Тоже веселая, румяная. Она рада, что выздоровел отец и теперь скоро свадьба у них с Денисом. Схватывает меня, трет мне лоб, ушибленный о полсапожек, целует, где ушибло, в губы даже, и мне не стыдно. И приговаривает-поет, как песенку:
Уж ты миленький, хорошенький ты мой,
Ты куда бежишь-спешишь, мой дорогой?..
Будто под «Камаринскую» поет. И я тоже, вышло и у меня песенкой:
Я бегу-бегу… поедем в бани мы…
Мы с папашенькой сейчас-сейчас-сейчас!..
Скачу на одной ножке – и слышу, как у каретника Гаврила онукивает Чалого, и тоже весело: «Да сто-ой ты, милок-дурок!» Мне хочется посмотреть, как закладывает он Чалого, давно мы не катались. Скачу на одной ножке по ступенькам, через две, даже через три ступеньки, и бегу сенями, где Гришка начищает до жару новые штиблеты отца, ерзает лихо по ним щеткой, и так-то ловко и складно, будто щетка это поет: «Я чесу-чесу-чесу… ды-я чесу-чесу, чесу… д́ еще шкалик поднесу!» Будто и щетка рада, и блещут от радости штиблеты. Все на одной ножке, доскакиваю до каретника, прыгаю на пролетку, пляшу на играющей подушке, а язык выплясывает во рту: «Ды-я чесу-чесу-чесу…» Радостно пахнет веселая пролетка, сияет глянцем, и Чалый сияет-маслится и будто подмаргивает мне весело: «Прокачу я тебя сейчас, ух ты как!» – и тонкая гнутая дуга черным сияет лаком, пускает зайчиков.

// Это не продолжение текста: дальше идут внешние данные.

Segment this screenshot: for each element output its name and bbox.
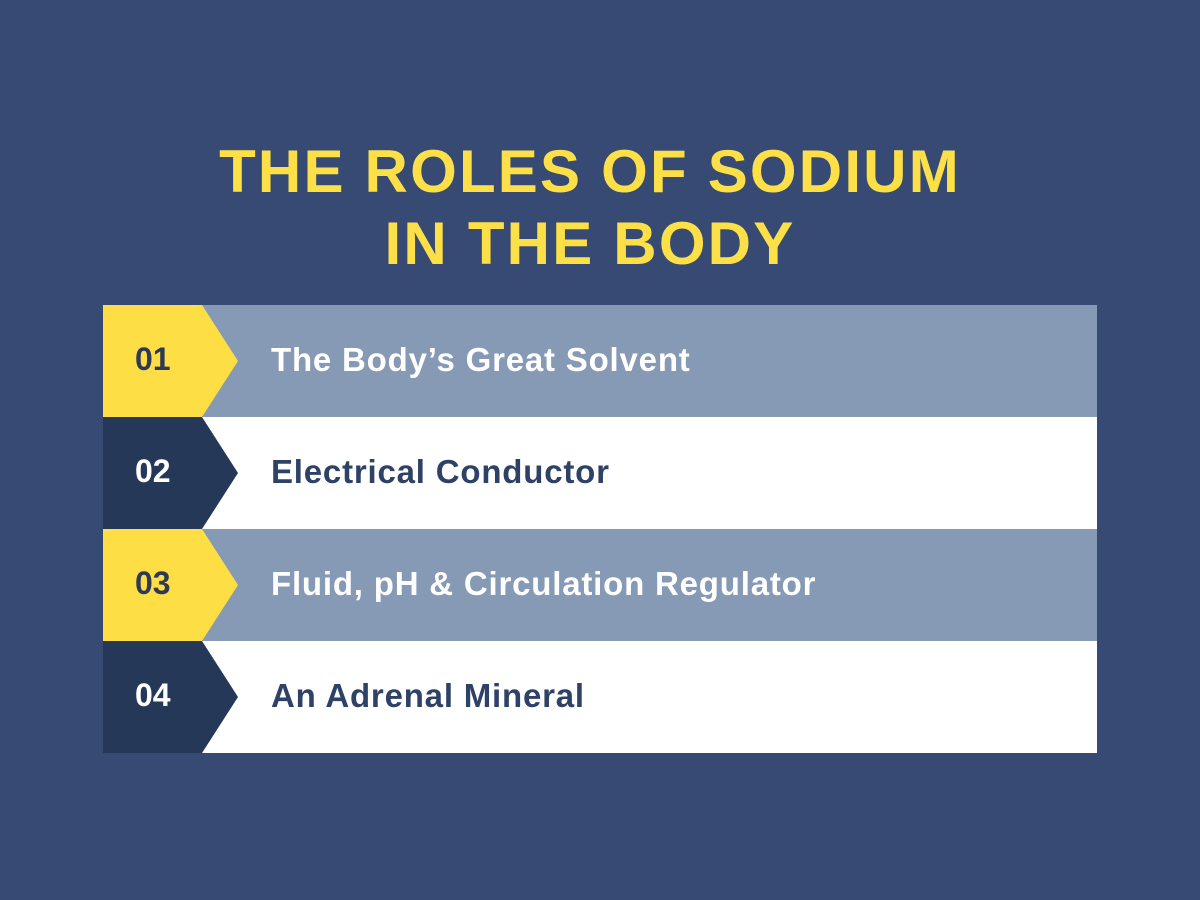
title (219, 138, 961, 277)
row 01 (103, 305, 1097, 417)
number badge 02 (103, 417, 238, 529)
number badge 01: 01 (135, 341, 171, 377)
row 02 (103, 417, 1097, 529)
number badge 01 (103, 305, 238, 417)
label 04: An Adrenal Mineral (271, 677, 585, 714)
number badge 04 (103, 641, 238, 753)
number badge 03 (103, 529, 238, 641)
row 04 (103, 641, 1097, 753)
label 01: The Body’s Great Solvent (271, 341, 691, 378)
title: IN THE BODY (385, 210, 795, 277)
number badge 04: 04 (135, 677, 171, 713)
number badge 02: 02 (135, 453, 171, 489)
label 03: Fluid, pH & Circulation Regulator (271, 565, 816, 602)
label 02: Electrical Conductor (271, 453, 610, 490)
number badge 03: 03 (135, 565, 171, 601)
title: THE ROLES OF SODIUM (219, 138, 961, 205)
row 03 (103, 529, 1097, 641)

– Едем сейчас, Гаврилушка? – спрашиваю я, все еще не веря счастью.
– Едем-едем-едем к ней… ах, едем к любушке своей!.. – отвечает Гаврила песенкой.
Верно, едем! Даже и Гаврила радостный, а то скучный ходил, собирался уйти от нас, на Машу обижался, что выходит замуж за Дениса. Мне хочется больше обрадовать его, чтобы он был всегда веселый, и говорю ему:
– А знаешь, Гаврилушка… Маша, может быть, выйдет и за тебя замуж?..
– Не-эт… – говорит Гаврила, как-то особенно глядя на меня, и делается грустным, – этого нельзя, не полагается. Да мне наплевать.
Он стоит на одной ноге, а другую упирает в оглоблю у дуги и потом засупонивает крепко ремешком.
Я прыгаю с пролетки, скачу на одной ножке, скорей, скорей одеваться, а язык все выплясывает: «Ды-я чесу-чесу-чесу… д́ еще шкалик поднесу!» Подскакиваю к крыльцу, а тут… приехал наш доктор Клин! Так и захолодало страхом: «Вдруг остановит, скажет – нельзя водой?!»… И что же оказалось? – можно! Увидал Клин, какой отец нарядный и веселый, – взял за руку, пощупал «живчика», палкой постукал об пол – и говорит:
– Очень хорошо. Первое дело, чувство хорошо. Лед – хорошо. Облитие – хорошо, для чувства. Голову не размотайте, ни! После облития ваш цирюлькин Сай Саич… я его знай, в ваши бань моюсь, – заново назабинтует. А денька в три и снимем, будете быть молодец. Но!.. – и Клин стукнул палкой, – тико полить и невысоко… колодни вода не сраз, а мало-понемалу.